Proving to be long, hot summer for council | Letter

The solstice recently delivered some wonderful weather, and the Island's kids celebrated their emancipation by pouring out of classrooms into the sunshine that lit up streets and public parks.

The solstice recently delivered some wonderful weather, and the Island’s kids celebrated their emancipation by pouring out of classrooms into the sunshine that lit up streets and public parks.

As I drove around, I passed through a collage of images depicting youthful vitality in our public spaces. Such sights and sounds are invigorating to us old men. The Mercer Island City Council are also probably looking forward to a pleasant summer respite from the toil and strife of this past political season. However, that may be wishful thinking.

The council may not understand the depth of feeling that they have generated with their stubborn refusal to revisit some old but unfortunate decisions they made in haste in 2013. That is when, it seems, the council locked itself into a moral obligation to privatize a beloved public park. This is real estate that is irreplaceable. The sitting council of 2013 solved a small problem by promising to create a larger one.

No one wants to see Youth Theatre Northwest fail, but their needs are modest and reasonable.
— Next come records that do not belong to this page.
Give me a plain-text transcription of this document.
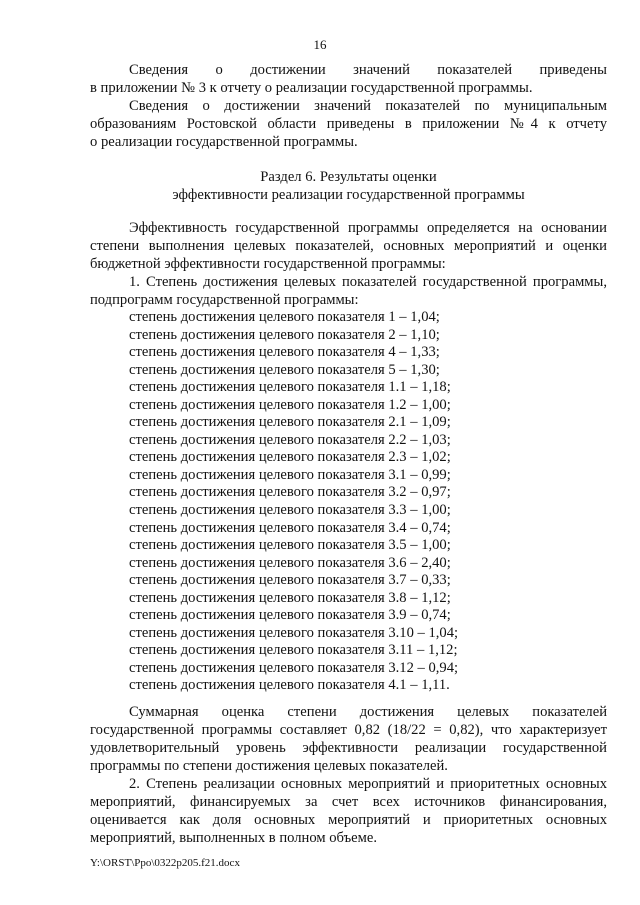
16

Сведения о достижении значений показателей приведены

в приложении № 3 к отчету о реализации государственной программы.

Сведения о достижении значений показателей по муниципальным

образованиям Ростовской области приведены в приложении №4 к отчету

о реализации государственной программы.

Раздел 6. Результаты оценки

эффективности реализации государственной программы

Эффективность государственной программы определяется на основании

степени выполнения целевых показателей, основных мероприятий и оценки

бюджетной эффективности государственной программы:

1. Степень достижения целевых показателей государственной программы,

подпрограмм государственной программы:

степень достижения целевого показателя 1 – 1,04;
степень достижения целевого показателя 2 – 1,10;
степень достижения целевого показателя 4 – 1,33;
степень достижения целевого показателя 5 – 1,30;
степень достижения целевого показателя 1.1 – 1,18;
степень достижения целевого показателя 1.2 – 1,00;
степень достижения целевого показателя 2.1 – 1,09;
степень достижения целевого показателя 2.2 – 1,03;
степень достижения целевого показателя 2.3 – 1,02;
степень достижения целевого показателя 3.1 – 0,99;
степень достижения целевого показателя 3.2 – 0,97;
степень достижения целевого показателя 3.3 – 1,00;
степень достижения целевого показателя 3.4 – 0,74;
степень достижения целевого показателя 3.5 – 1,00;
степень достижения целевого показателя 3.6 – 2,40;
степень достижения целевого показателя 3.7 – 0,33;
степень достижения целевого показателя 3.8 – 1,12;
степень достижения целевого показателя 3.9 – 0,74;
степень достижения целевого показателя 3.10 – 1,04;
степень достижения целевого показателя 3.11 – 1,12;
степень достижения целевого показателя 3.12 – 0,94;
степень достижения целевого показателя 4.1 – 1,11.

Суммарная оценка степени достижения целевых показателей

государственной программы составляет 0,82 (18/22 = 0,82), что характеризует

удовлетворительный уровень эффективности реализации государственной

программы по степени достижения целевых показателей.

2. Степень реализации основных мероприятий и приоритетных основных

мероприятий, финансируемых за счет всех источников финансирования,

оценивается как доля основных мероприятий и приоритетных основных

мероприятий, выполненных в полном объеме.

Y:\ORST\Ppo\0322p205.f21.docx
Somehow, the worthy effort to help a homeless theater group evolved into a grand plan to donate a public park to a private owner.

Over time, the modest needs of Youth Theatre Northwest got translated into a rather grand private enterprise that certainly has merit, but that requires a huge capital investment up front, and eternal commitments of future subsidies to cover anticipated operating deficits. A wonderful new performing arts center may very well be worth every penny, but the citizens of Mercer Island will not be the owners.

If we are to give up our park, and our municipal government is going to make some ambiguous public commitments to support a private enterprise that cannot be allowed to fail because it is cast in $25 million of gorgeous concrete and tapestries, shouldn’t we be fully informed and given a chance to be heard?

These documents will tie the hands of all future city councils. Such iron clad, irrevocable surrender of public control over this park will be a reasonable requirement that the private investors demand. They will also need some commitments of future public subsidies to insure the success of this private enterprise. They will require a “lease” document that, for all intents and purposes, is a deed. No one plants a $25 million building on ground that can be taken back when the former owners change their mind.

These investors are not bad people, but they also are not fools. Their enterprise will have to compete for ticket sales in the entertainment marketplace. It cannot, therefore, be like the current Music in the Parks program, subject to the budgetary whims and evolving priorities of future city councils. It has to be cast in legal concrete.

Those who think MICA will be booked exclusively for performances of the Philadelphia String Quartet and the Bellevue Symphony do not understand that the need to fill those 300 seats will necessitate booking the kind of “art” that pulls in paying customers from anywhere. The Mercer Island Parks Department will have no “quality control” authority because, unlike our current Music in the Parks programs, this new stage will be private property.

The decision to donate a public park to a private corporation, who must be guaranteed operating autonomy and immunity from public control and interference, is a very serious decision. It is a permanent decision that deserves far more public review and input than the council has permitted so far.

This may still prove to be a long hot summer for the City Council that has repeatedly chosen not to seek informed public consent or opinion, of any kind, for this lifetime commitment.